Ganz anders bei Frau Engelmann und Konsorten. So mancher, der derartige Videos mit Tränen der Rührung im blauen Auge geteilt hat, kann sich mit der Botschaft identifizieren: Lebe jetzt! Verpasse nichts! Lass die kurze Zeit, die dir gegeben ist, nicht ungenutzt verstreichen! Schön und gut – aber etwas zu verpassen, gehört nun einmal dazu. Wer etwas verpasst, hat Entscheidungen getroffen. Hat das gute Buch gelesen statt den guten Film gesehen. Hat für die Prüfung gelernt, statt mit den Freunden im Park herumzuhängen. Ist in Ulten geblieben, statt nach New York zu ziehen. Mein Gott! So viele verpasste Chancen! Wie soll man das nur aushalten! Wo man die Zeit doch nicht zurückspulen kann! Am Ende hat man nur ein banales Leben gelebt, das der Nachwelt keine Bewunderung, sondern Mitleid abverlangt. „Die arme Oma.
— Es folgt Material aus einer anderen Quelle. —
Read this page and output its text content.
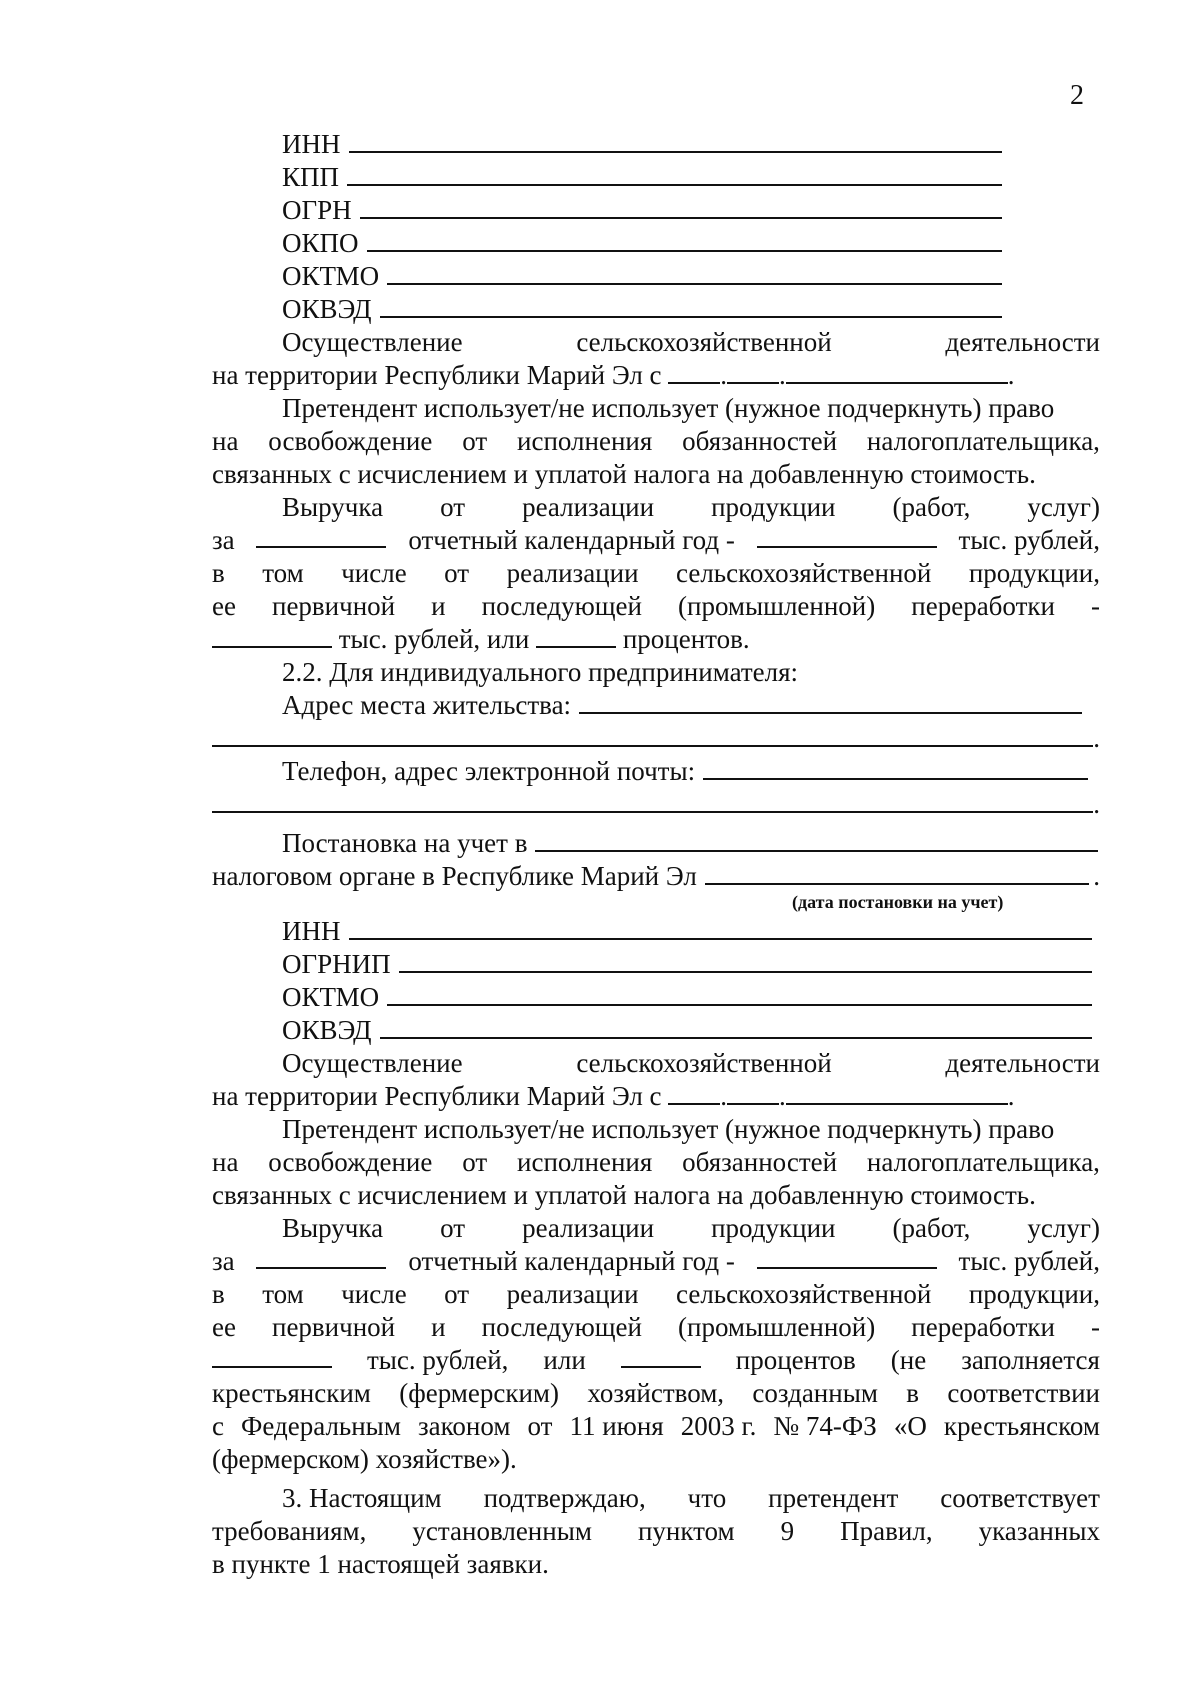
2
ИНН
КПП
ОГРН
ОКПО
ОКТМО
ОКВЭД
Осуществление	сельскохозяйственной	деятельности
на территории Республики Марий Эл с . .	.
Претендент использует/не использует (нужное подчеркнуть) право
на освобождение от исполнения обязанностей налогоплательщика,
связанных с исчислением и уплатой налога на добавленную стоимость.
Выручка от реализации продукции (работ, услуг)
за	отчетный календарный год -	тыс. рублей,
в том числе от реализации сельскохозяйственной продукции,
ее первичной и последующей (промышленной) переработки -
тыс. рублей, или	процентов.
2.2. Для индивидуального предпринимателя:
Адрес места жительства:
.
Телефон, адрес электронной почты:
.
Постановка на учет в
налоговом органе в Республике Марий Эл	.
(дата постановки на учет)
ИНН
ОГРНИП
ОКТМО
ОКВЭД
Осуществление	сельскохозяйственной	деятельности
на территории Республики Марий Эл с . .	.
Претендент использует/не использует (нужное подчеркнуть) право
на освобождение от исполнения обязанностей налогоплательщика,
связанных с исчислением и уплатой налога на добавленную стоимость.
Выручка от реализации продукции (работ, услуг)
за	отчетный календарный год -	тыс. рублей,
в том числе от реализации сельскохозяйственной продукции,
ее первичной и последующей (промышленной) переработки -
тыс. рублей, или	процентов (не заполняется
крестьянским (фермерским) хозяйством, созданным в соответствии
с Федеральным законом от 11 июня 2003 г. № 74-ФЗ «О крестьянском
(фермерском) хозяйстве»).
3. Настоящим подтверждаю, что претендент соответствует
требованиям, установленным пунктом 9 Правил, указанных
в пункте 1 настоящей заявки.
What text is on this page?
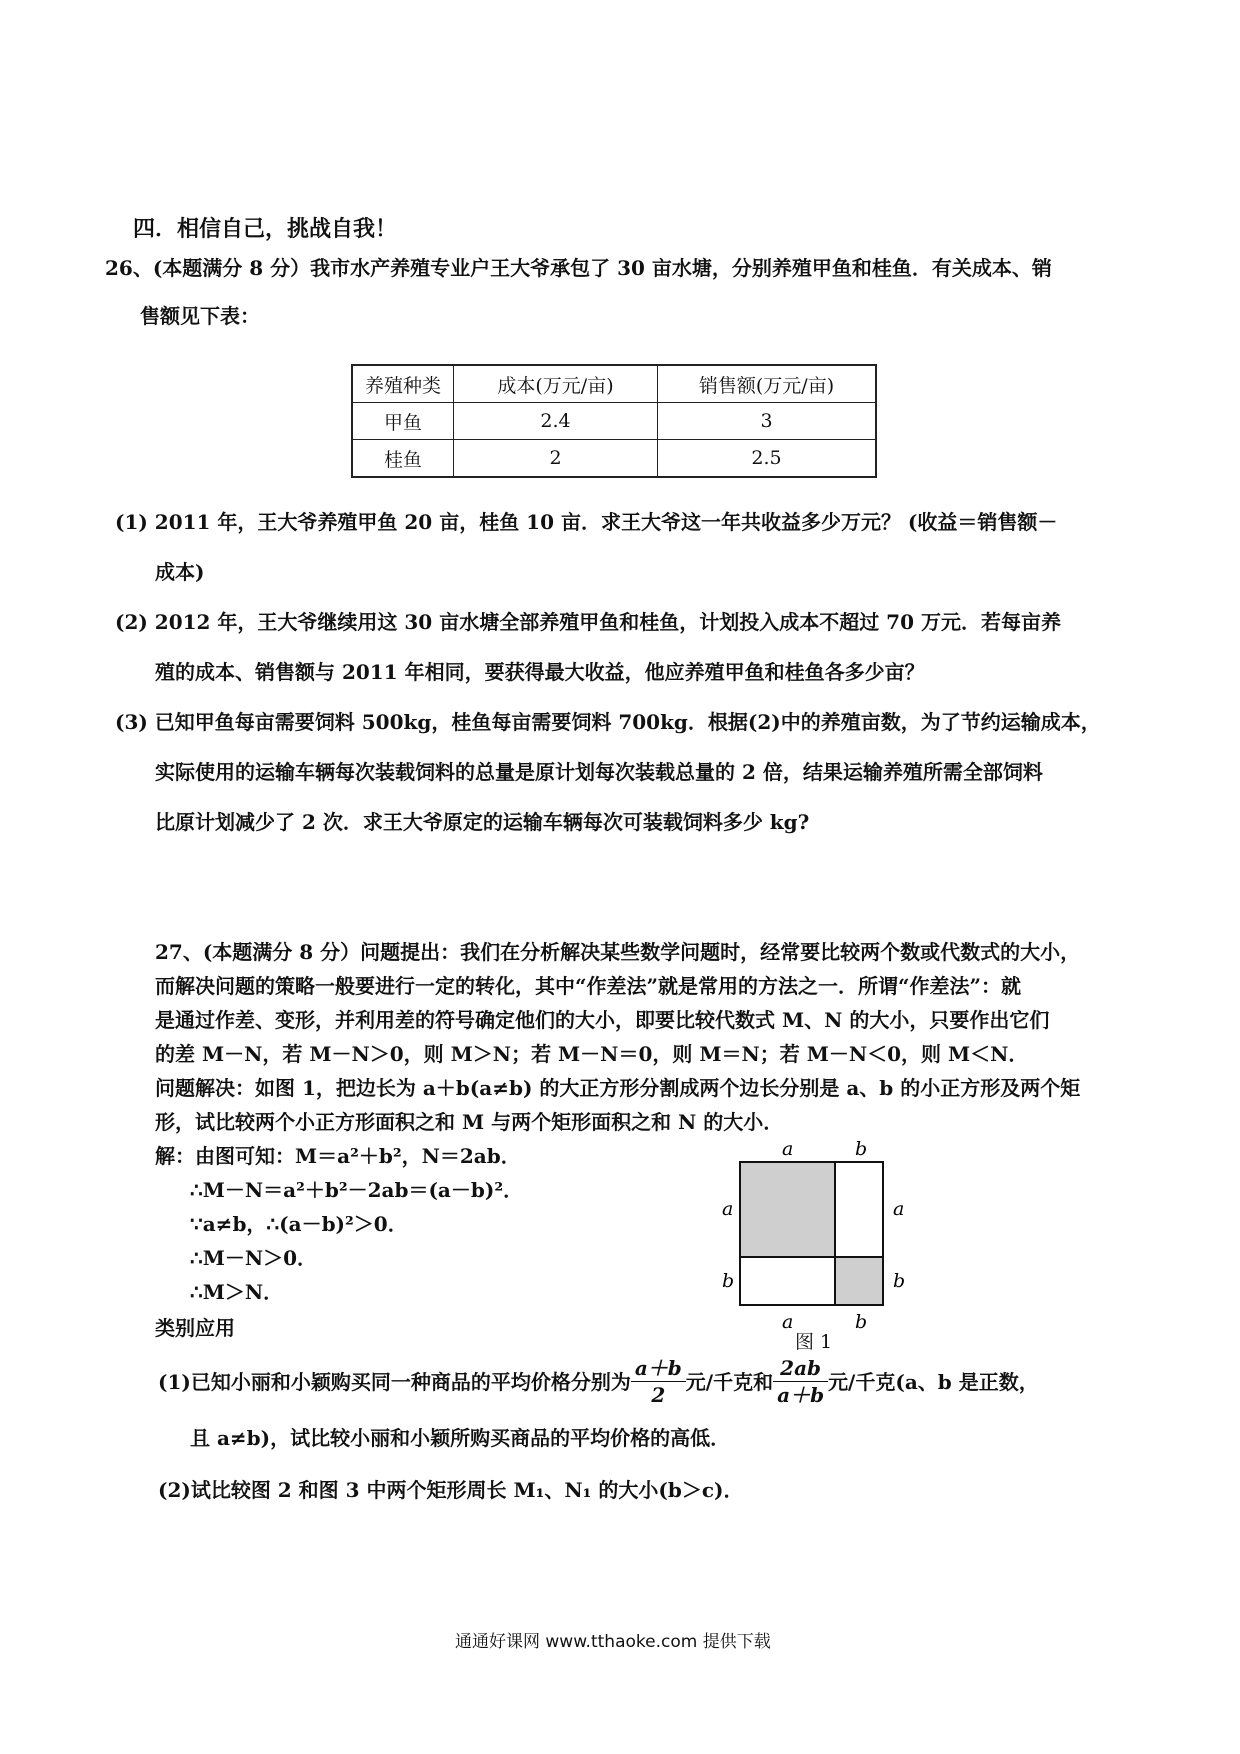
四．相信自己，挑战自我！
26、(本题满分 8 分）我市水产养殖专业户王大爷承包了 30 亩水塘，分别养殖甲鱼和桂鱼．有关成本、销
售额见下表：
养殖种类	成本(万元/亩)	销售额(万元/亩)
甲鱼	2.4	3
桂鱼	2	2.5
(1) 2011 年，王大爷养殖甲鱼 20 亩，桂鱼 10 亩．求王大爷这一年共收益多少万元？ (收益＝销售额－
成本)
(2) 2012 年，王大爷继续用这 30 亩水塘全部养殖甲鱼和桂鱼，计划投入成本不超过 70 万元．若每亩养
殖的成本、销售额与 2011 年相同，要获得最大收益，他应养殖甲鱼和桂鱼各多少亩？
(3) 已知甲鱼每亩需要饲料 500kg，桂鱼每亩需要饲料 700kg．根据(2)中的养殖亩数，为了节约运输成本，
实际使用的运输车辆每次装载饲料的总量是原计划每次装载总量的 2 倍，结果运输养殖所需全部饲料
比原计划减少了 2 次．求王大爷原定的运输车辆每次可装载饲料多少 kg?
27、(本题满分 8 分）问题提出：我们在分析解决某些数学问题时，经常要比较两个数或代数式的大小，
而解决问题的策略一般要进行一定的转化，其中“作差法”就是常用的方法之一．所谓“作差法”：就
是通过作差、变形，并利用差的符号确定他们的大小，即要比较代数式 M、N 的大小，只要作出它们
的差 M－N，若 M－N＞0，则 M＞N；若 M－N＝0，则 M＝N；若 M－N＜0，则 M＜N．
问题解决：如图 1，把边长为 a＋b(a≠b) 的大正方形分割成两个边长分别是 a、b 的小正方形及两个矩
形，试比较两个小正方形面积之和 M 与两个矩形面积之和 N 的大小．
解：由图可知：M＝a²＋b²，N＝2ab．
∴M－N＝a²＋b²－2ab＝(a－b)²．
∵a≠b，∴(a－b)²＞0．
∴M－N＞0．
∴M＞N．
类别应用
a	b
a
b
a
b
a	b
图 1
(1)已知小丽和小颖购买同一种商品的平均价格分别为 $\frac{a+b}{2}$ 元/千克和 $\frac{2ab}{a+b}$ 元/千克(a、b 是正数，
且 a≠b)，试比较小丽和小颖所购买商品的平均价格的高低．
(2)试比较图 2 和图 3 中两个矩形周长 M₁、N₁ 的大小(b＞c)．
通通好课网 www.tthaoke.com 提供下载
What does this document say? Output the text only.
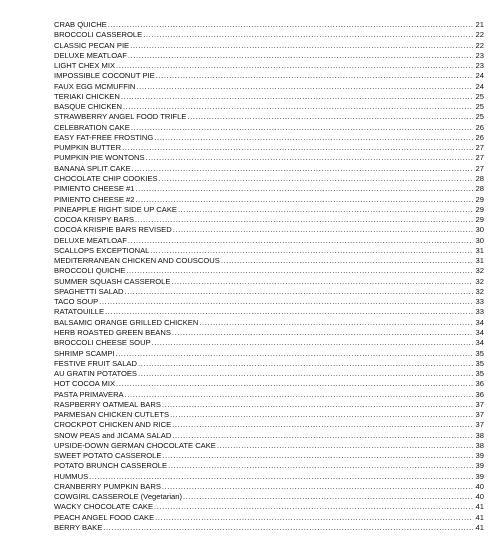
CRAB QUICHE .....	21
BROCCOLI CASSEROLE .....	22
CLASSIC PECAN PIE .....	22
DELUXE MEATLOAF .....	23
LIGHT CHEX MIX .....	23
IMPOSSIBLE COCONUT PIE .....	24
FAUX EGG MCMUFFIN .....	24
TERIAKI CHICKEN .....	25
BASQUE CHICKEN .....	25
STRAWBERRY ANGEL FOOD TRIFLE .....	25
CELEBRATION CAKE .....	26
EASY FAT-FREE FROSTING .....	26
PUMPKIN BUTTER .....	27
PUMPKIN PIE WONTONS .....	27
BANANA SPLIT CAKE .....	27
CHOCOLATE CHIP COOKIES .....	28
PIMIENTO CHEESE #1 .....	28
PIMIENTO CHEESE #2 .....	29
PINEAPPLE RIGHT SIDE UP CAKE .....	29
COCOA KRISPY BARS .....	29
COCOA KRISPIE BARS REVISED .....	30
DELUXE MEATLOAF .....	30
SCALLOPS EXCEPTIONAL .....	31
MEDITERRANEAN CHICKEN AND COUSCOUS .....	31
BROCCOLI QUICHE .....	32
SUMMER SQUASH CASSEROLE .....	32
SPAGHETTI SALAD .....	32
TACO SOUP .....	33
RATATOUILLE .....	33
BALSAMIC ORANGE GRILLED CHICKEN .....	34
HERB ROASTED GREEN BEANS .....	34
BROCCOLI CHEESE SOUP .....	34
SHRIMP SCAMPI .....	35
FESTIVE FRUIT SALAD .....	35
AU GRATIN POTATOES .....	35
HOT COCOA MIX .....	36
PASTA PRIMAVERA .....	36
RASPBERRY OATMEAL BARS .....	37
PARMESAN CHICKEN CUTLETS .....	37
CROCKPOT CHICKEN AND RICE .....	37
SNOW PEAS and JICAMA SALAD .....	38
UPSIDE-DOWN GERMAN CHOCOLATE CAKE .....	38
SWEET POTATO CASSEROLE .....	39
POTATO BRUNCH CASSEROLE .....	39
HUMMUS .....	39
CRANBERRY PUMPKIN BARS .....	40
COWGIRL CASSEROLE (Vegetarian) .....	40
WACKY CHOCOLATE CAKE .....	41
PEACH ANGEL FOOD CAKE .....	41
BERRY BAKE .....	41
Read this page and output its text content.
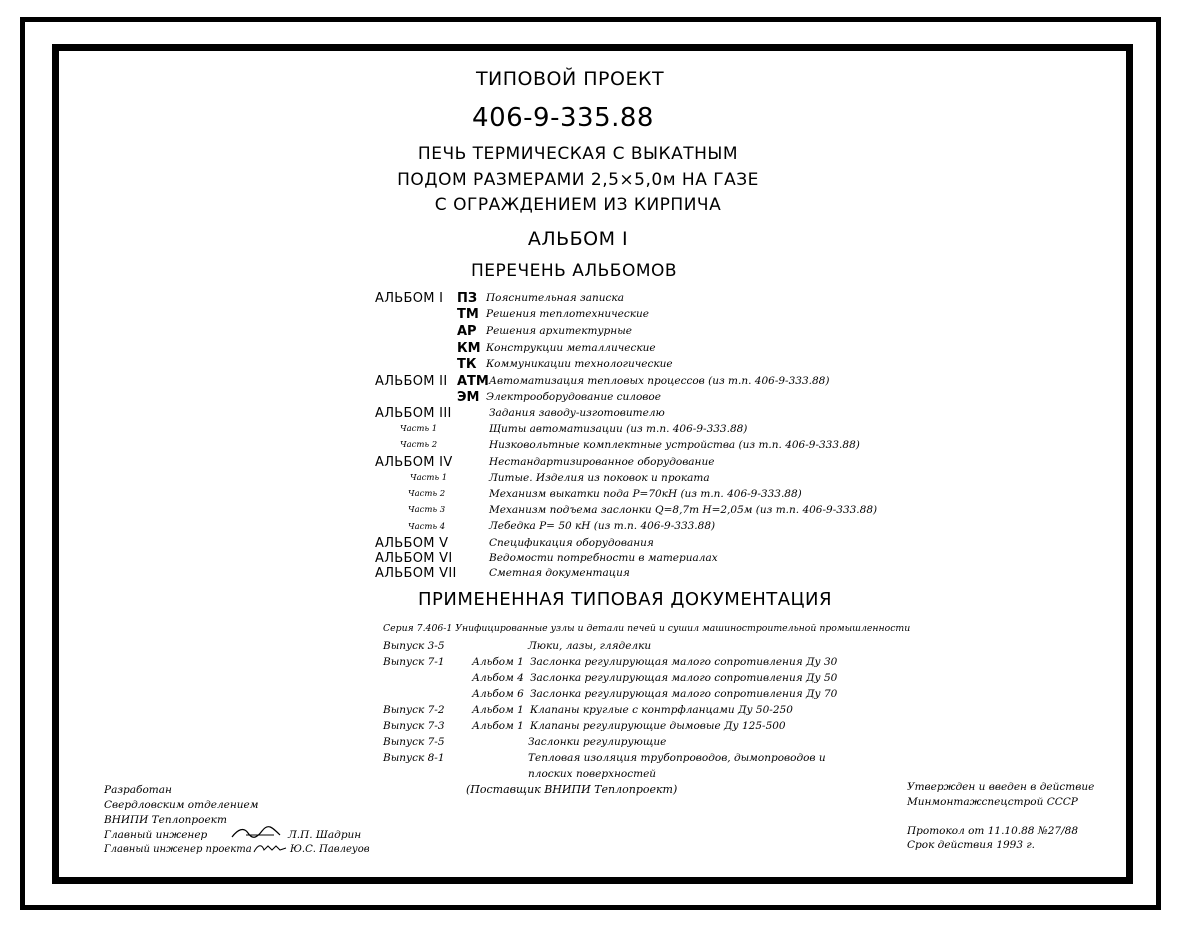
ТИПОВОЙ ПРОЕКТ
406-9-335.88
ПЕЧЬ ТЕРМИЧЕСКАЯ С ВЫКАТНЫМ
ПОДОМ РАЗМЕРАМИ 2,5×5,0м НА ГАЗЕ
С ОГРАЖДЕНИЕМ ИЗ КИРПИЧА
АЛЬБОМ I
ПЕРЕЧЕНЬ АЛЬБОМОВ
АЛЬБОМ I ПЗ Пояснительная записка
ТМ Решения теплотехнические
АР Решения архитектурные
КМ Конструкции металлические
ТК Коммуникации технологические
АЛЬБОМ II АТМ Автоматизация тепловых процессов (из т.п. 406-9-333.88)
ЭМ Электрооборудование силовое
АЛЬБОМ III	Задания заводу-изготовителю
Часть 1	Щиты автоматизации (из т.п. 406-9-333.88)
Часть 2	Низковольтные комплектные устройства (из т.п. 406-9-333.88)
АЛЬБОМ IV	Нестандартизированное оборудование
Часть 1	Литые. Изделия из поковок и проката
Часть 2	Механизм выкатки пода P=70кН (из т.п. 406-9-333.88)
Часть 3	Механизм подъема заслонки Q=8,7т H=2,05м (из т.п. 406-9-333.88)
Часть 4	Лебедка P= 50 кН (из т.п. 406-9-333.88)
АЛЬБОМ V	Спецификация оборудования
АЛЬБОМ VI	Ведомости потребности в материалах
АЛЬБОМ VII	Сметная документация
ПРИМЕНЕННАЯ ТИПОВАЯ ДОКУМЕНТАЦИЯ
Серия 7.406-1 Унифицированные узлы и детали печей и сушил машиностроительной промышленности
Выпуск 3-5	Люки, лазы, гляделки
Выпуск 7-1	Альбом 1 Заслонка регулирующая малого сопротивления Ду 30
Альбом 4 Заслонка регулирующая малого сопротивления Ду 50
Альбом 6 Заслонка регулирующая малого сопротивления Ду 70
Выпуск 7-2	Альбом 1 Клапаны круглые с контрфланцами Ду 50-250
Выпуск 7-3	Альбом 1 Клапаны регулирующие дымовые Ду 125-500
Выпуск 7-5	Заслонки регулирующие
Выпуск 8-1	Тепловая изоляция трубопроводов, дымопроводов и
плоских поверхностей
(Поставщик ВНИПИ Теплопроект)
Разработан
Свердловским отделением
ВНИПИ Теплопроект
Главный инженер	Л.П. Шадрин
Главный инженер проекта	Ю.С. Павлеуов
Утвержден и введен в действие
Минмонтажспецстрой СССР
Протокол от 11.10.88 №27/88
Срок действия 1993 г.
Nicht mal mit dem Space-Shuttle zum Mond ist sie gekommen. Immer nur mit dem Hund spazieren gegangen.“
Addiert man zur Enttäuschung über die ständig verpassten erzählenswerten Geschichten noch den Größenwahn, mit dem sich viele als potenzielle Nobelpreisträger begreifen, deren Zeit nur noch nicht gekommen ist, erklärt sich, woraus die allerorten anzutreffende Unzufriedenheit sich nährt: Wer kann sich schon mit einem spießbürgerlichen Dasein begnügen, wenn „irgendwo da draußen“ das Abenteuer ruft? Kein Wunder, dass viele, um nichts zu verpassen, in die großen Metropolen drängen, die doch so viel mehr zu bieten haben. Wien, Berlin, Paris, Los Angeles – da spielt die Musik. Singt doch schon Udo Jürgens, der bald ebenso vergessen sein wird wie Horaz, innig-sinnig seine Elegie „Ich war noch niemals in New York, ich war noch niemals auf Hawaii, ging nie durch San Francisco in zerriss’nen Jeans“. In den berühmten Metropolen ist alles toller, größer, schöner, intensiver. Na klar. Deswegen halten wir Menschen, die in diesen Metropolen leben, gleich für sehr viel glücklicher, erfolgreicher, privilegierter.
Doch was ist mit uns? Mit uns „Normalos“, die keine aufregenden Karrieren hinlegen, die nicht am Puls der Zeit hängen, die nicht die Nacht zum Tag machen, die nicht mit Promis per Du sind und schon gar keine Aussicht haben, jemals selbst prominent zu sein? Wäre es nicht angebracht, alles hinzuschmeißen, um endlich „nicht mehr unser Leben zu träumen, sondern unseren Traum zu leben“ (auch wieder so ein Spruch, an dem sich hartnäckig Räucherstäbchenduft hält)?
Am Ende machen die meisten einfach weiter wie vorher. Teilen vielleicht seufzend gänsehautträchtige Videos über das Leben, das sie haben könnten, wenn sie nicht so wären, wie sie nun einmal sind – und setzen sich vor den Fernseher. Ein Pragmatismus, der bei so viel hochfliegenden Träumen erstaunen mag. Aber andererseits: Irgendwer muss die Katze füttern. Und mit dem maroden Knie kommt man sowieso nicht weit. Außerdem läuft im Hauptabendprogramm der „Tatort“. Und den darf man auf keinen Fall verpassen.